Blog By Barry

January 3, 2009

Why White People Think Manga Characters are White

Filed under: Comics and cartooning, Race, racism, and related issues — Ampersand @ 7:44 pm

Image uploaded by Steve Keys

Excellent essay by Matt Thorn (with a curtsy to Shati):

A key concept in semiotics is that of “markedness” and “unmarkedness,” elaborated by linguist Roman Jakobson in the 1930s. ((See On Language, by Roman Jakobson (edited by Linda R. Waugh and Monique Monville-Burston), Harvard University Press 1995.)) An “unmarked” category is one that is taken for granted, that is so obvious to both speaker and listener it needs no marking. A “marked” category, by contrast, is one that is seen as deviating from the norm, and therefore requires marking. Well-known examples in English are the words “man” and “woman.” “Man” has for a millennium meant both “human being” and “adult male human being.” The word “woman” comes from a compound meaning “wife-man,” and denotes the relationship of the signified to that “unmarked” category, “man.”

In the case of cartooning, of course, we are dealing with drawn representations rather than words, but the concept of “marked/unmarked” is every bit as salient.
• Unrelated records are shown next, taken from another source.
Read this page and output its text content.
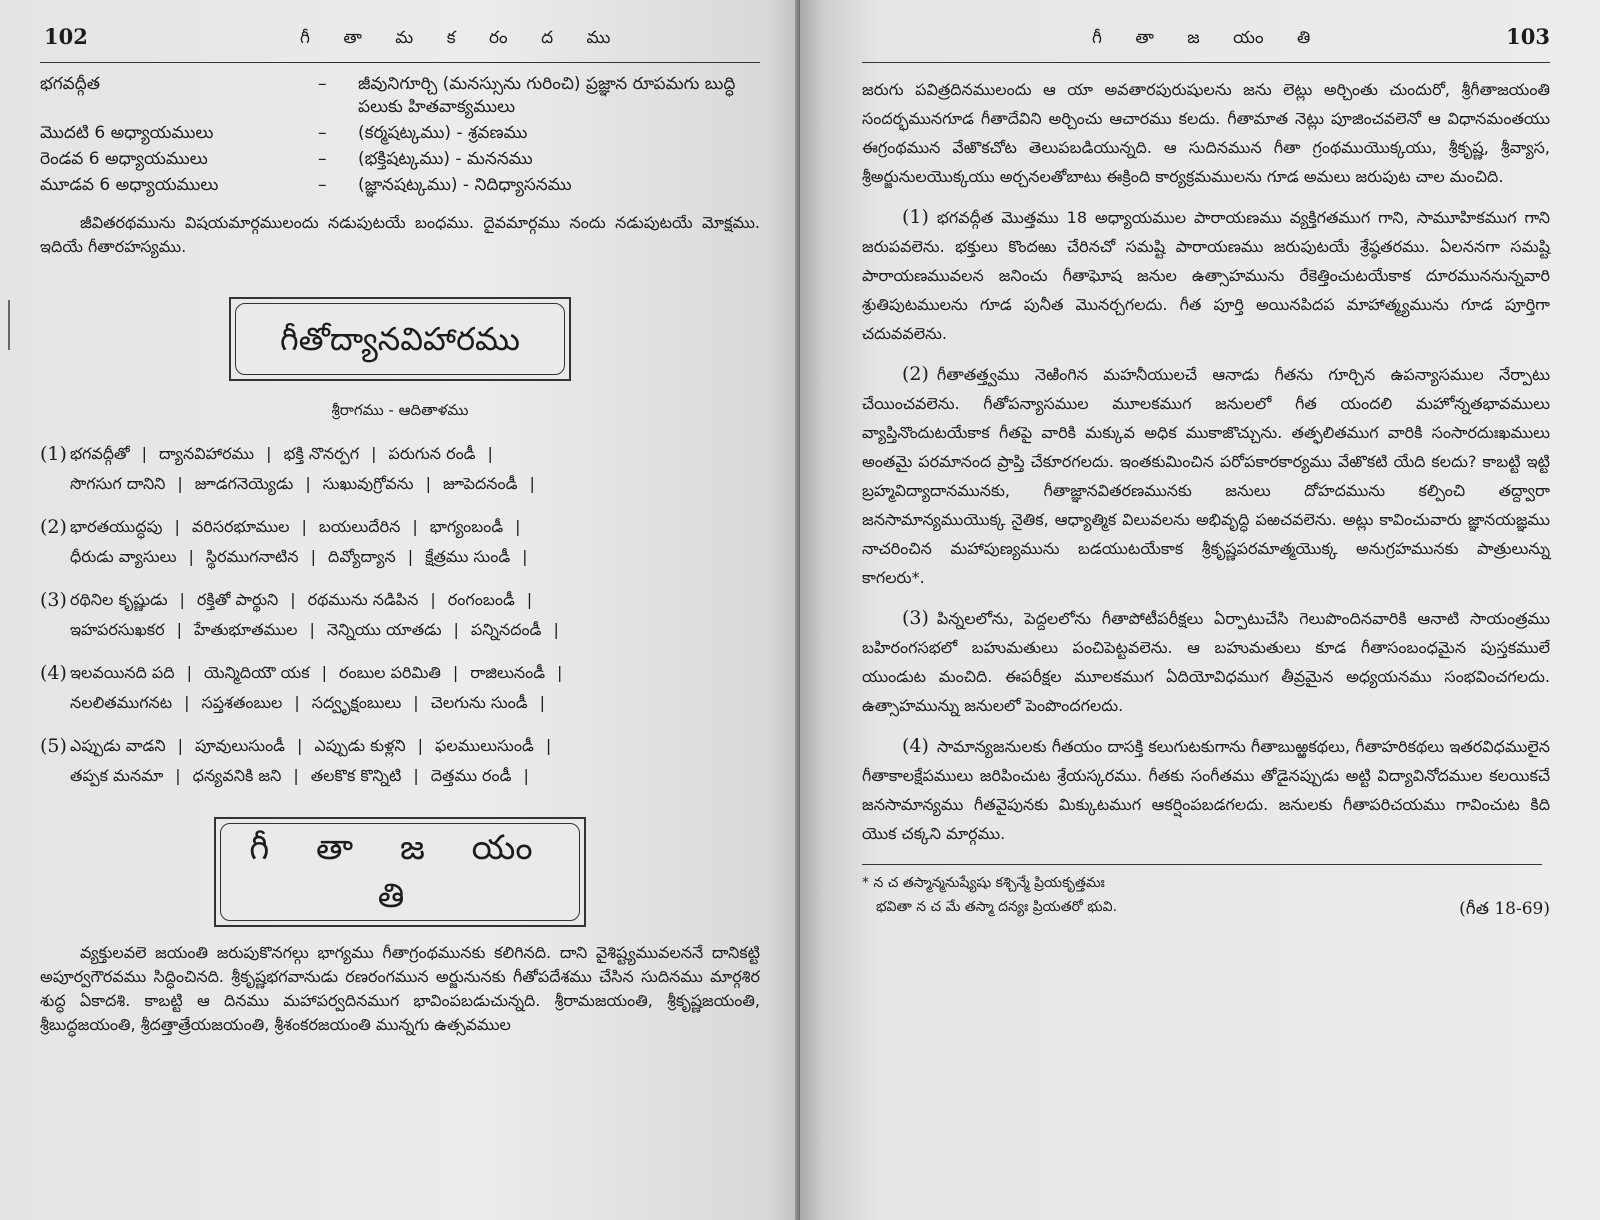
102	గీ తా మ క రం ద ము
భగవద్గీత	–	జీవునిగూర్చి (మనస్సును గురించి) ప్రజ్ఞాన రూపమగు బుద్ధి పలుకు హితవాక్యములు
మొదటి 6 అధ్యాయములు	–	(కర్మషట్కము) - శ్రవణము
రెండవ 6 అధ్యాయములు	–	(భక్తిషట్కము) - మననము
మూడవ 6 అధ్యాయములు	–	(జ్ఞానషట్కము) - నిదిధ్యాసనము

జీవితరథమును విషయమార్గములందు నడుపుటయే బంధము. దైవమార్గము నందు నడుపుటయే మోక్షము. ఇదియే గీతారహస్యము.

గీతోద్యానవిహారము
శ్రీరాగము - ఆదితాళము
(1) భగవద్గీతో | ద్యానవిహారము | భక్తి నొనర్పగ | పరుగున రండీ |
సొగసుగ దానిని | జూడగనెయ్యెడు | సుఖువుగ్రోవను | జూపెదనండీ |
(2) భారతయుద్ధపు | వరిసరభూముల | బయలుదేరిన | భాగ్యంబండీ |
ధీరుడు వ్యాసులు | స్థిరముగనాటిన | దివ్యోద్యాన | క్షేత్రము సుండీ |
(3) రథినిల కృష్ణుడు | రక్తితో పార్థుని | రథమును నడిపిన | రంగంబండీ |
ఇహపరసుఖకర | హేతుభూతముల | నెన్నియు యాతడు | పన్నినదండీ |
(4) ఇలవయినది పది | యెన్మిదియౌ యక | రంబుల పరిమితి | రాజిలునండీ |
నలలితముగనట | సప్తశతంబుల | సద్వృక్షంబులు | చెలగును సుండీ |
(5) ఎప్పుడు వాడని | పూవులుసుండీ | ఎప్పుడు కుళ్లని | ఫలములుసుండీ |
తప్పక మనమా | ధన్యవనికి జని | తలకొక కొన్నిటి | దెత్తము రండీ |
గీ తా జ యం తి

వ్యక్తులవలె జయంతి జరుపుకొనగల్గు భాగ్యము గీతాగ్రంథమునకు కలిగినది. దాని వైశిష్ట్యమువలననే దానికట్టి అపూర్వగౌరవము సిద్ధించినది. శ్రీకృష్ణభగవానుడు రణరంగమున అర్జునునకు గీతోపదేశము చేసిన సుదినము మార్గశిర శుద్ధ ఏకాదశి. కాబట్టి ఆ దినము మహాపర్వదినముగ భావింపబడుచున్నది. శ్రీరామజయంతి, శ్రీకృష్ణజయంతి, శ్రీబుద్ధజయంతి, శ్రీదత్తాత్రేయజయంతి, శ్రీశంకరజయంతి మున్నగు ఉత్సవముల

గీ తా జ యం తి	103

జరుగు పవిత్రదినములందు ఆ యా అవతారపురుషులను జను లెట్లు అర్చింతు చుందురో, శ్రీగీతాజయంతి సందర్భమునగూడ గీతాదేవిని అర్చించు ఆచారము కలదు. గీతామాత నెట్లు పూజించవలెనో ఆ విధానమంతయు ఈగ్రంథమున వేఱొకచోట తెలుపబడియున్నది. ఆ సుదినమున గీతా గ్రంథముయొక్కయు, శ్రీకృష్ణ, శ్రీవ్యాస, శ్రీఅర్జునులయొక్కయు అర్చనలతోబాటు ఈక్రింది కార్యక్రమములను గూడ అమలు జరుపుట చాల మంచిది.

(1) భగవద్గీత మొత్తము 18 అధ్యాయముల పారాయణము వ్యక్తిగతముగ గాని, సామూహికముగ గాని జరుపవలెను. భక్తులు కొందఱు చేరినచో సమష్టి పారాయణము జరుపుటయే శ్రేష్ఠతరము. ఏలననగా సమష్టి పారాయణమువలన జనించు గీతాఘోష జనుల ఉత్సాహమును రేకెత్తించుటయేకాక దూరముననున్నవారి శ్రుతిపుటములను గూడ పునీత మొనర్చగలదు. గీత పూర్తి అయినపిదప మాహాత్మ్యమును గూడ పూర్తిగా చదువవలెను.

(2) గీతాతత్త్వము నెఱింగిన మహనీయులచే ఆనాడు గీతను గూర్చిన ఉపన్యాసముల నేర్పాటు చేయించవలెను. గీతోపన్యాసముల మూలకముగ జనులలో గీత యందలి మహోన్నతభావములు వ్యాప్తినొందుటయేకాక గీతపై వారికి మక్కువ అధిక ముకాజొచ్చును. తత్ఫలితముగ వారికి సంసారదుఃఖములు అంతమై పరమానంద ప్రాప్తి చేకూరగలదు. ఇంతకుమించిన పరోపకారకార్యము వేఱొకటి యేది కలదు? కాబట్టి ఇట్టి బ్రహ్మవిద్యాదానమునకు, గీతాజ్ఞానవితరణమునకు జనులు దోహదమును కల్పించి తద్ద్వారా జనసామాన్యముయొక్క నైతిక, ఆధ్యాత్మిక విలువలను అభివృద్ధి పఱచవలెను. అట్లు కావించువారు జ్ఞానయజ్ఞము నాచరించిన మహాపుణ్యమును బడయుటయేకాక శ్రీకృష్ణపరమాత్మయొక్క అనుగ్రహమునకు పాత్రులున్ను కాగలరు*.

(3) పిన్నలలోను, పెద్దలలోను గీతాపోటీపరీక్షలు ఏర్పాటుచేసి గెలుపొందినవారికి ఆనాటి సాయంత్రము బహిరంగసభలో బహుమతులు పంచిపెట్టవలెను. ఆ బహుమతులు కూడ గీతాసంబంధమైన పుస్తకములే యుండుట మంచిది. ఈపరీక్షల మూలకముగ ఏదియోవిధముగ తీవ్రమైన అధ్యయనము సంభవించగలదు. ఉత్సాహమున్ను జనులలో పెంపొందగలదు.

(4) సామాన్యజనులకు గీతయం దాసక్తి కలుగుటకుగాను గీతాబుఱ్ఱకథలు, గీతాహరికథలు ఇతరవిధములైన గీతాకాలక్షేపములు జరిపించుట శ్రేయస్కరము. గీతకు సంగీతము తోడైనప్పుడు అట్టి విద్యావినోదముల కలయికచే జనసామాన్యము గీతవైపునకు మిక్కుటముగ ఆకర్షింపబడగలదు. జనులకు గీతాపరిచయము గావించుట కిది యొక చక్కని మార్గము.

* న చ తస్మాన్మనుష్యేషు కశ్చిన్మే ప్రియకృత్తమః
భవితా న చ మే తస్మా దన్యః ప్రియతరో భువి.	(గీత 18-69)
In the case of the U.S., and indeed the entire European-dominated world, the unmarked category in drawn representations would be the face of the European. The European face is, as it were, the default face. Draw a circle, add two dots for eyes and a line for a mouth, and you have, in the European sphere, a European face. (More specifically, you would have a male European face. The addition of eyelashes would make it female.) Non-Europeans, however, must be marked in drawn or painted representations, just as they commonly are in daily conversation (e.g., “I have this Black friend who…”). [...]

It should come as no surprise, then, that Japanese readers should have no trouble accepting the stylized characters in manga, with their small jaws, all but nonexistent noses, and famously enormous eyes as “Japanese.” Unless the characters are clearly identified as foreign, Japanese readers see them as Japanese, and it would never occur to most readers that they might be otherwise, regardless of whether non-Japanese observers think the characters look Japanese or not.

Read the whole.

This sentence stung me a little:

If an American of Asian descent wants to create a children’s book intended to build self-esteem among Asian American children and educate other children about Asian American experiences, she must first make sure the readers know that the characters represented are Asian, and so, consciously or not, she resorts to stereotyped signifiers that are easily recognizable, such as “slanted” eyes (an exaggerated representation of the epicanthic fold that is often, but not always, more pronounced in East Asians than in Europeans or Africans) or pitch black, straight hair (regardless of the fact that East Asian hair can range from near-black to reddish brown, and is often wavy or even frizzy).

I’m not of Asian decent, but I’ve hit this problem as well: because of the limits of my drawing ability, the only way I can draw recognizably Asian characters is by using slant-eyes and straight, shiny black hair (see this cartoon, for example). I’m a bit embarrassed by this, but I’d be more embarrassed if I were drawing a cartoon in which Asians never appear. (Or, more accurately, a cartoon in which characters my readers will identify as Asian never appear.)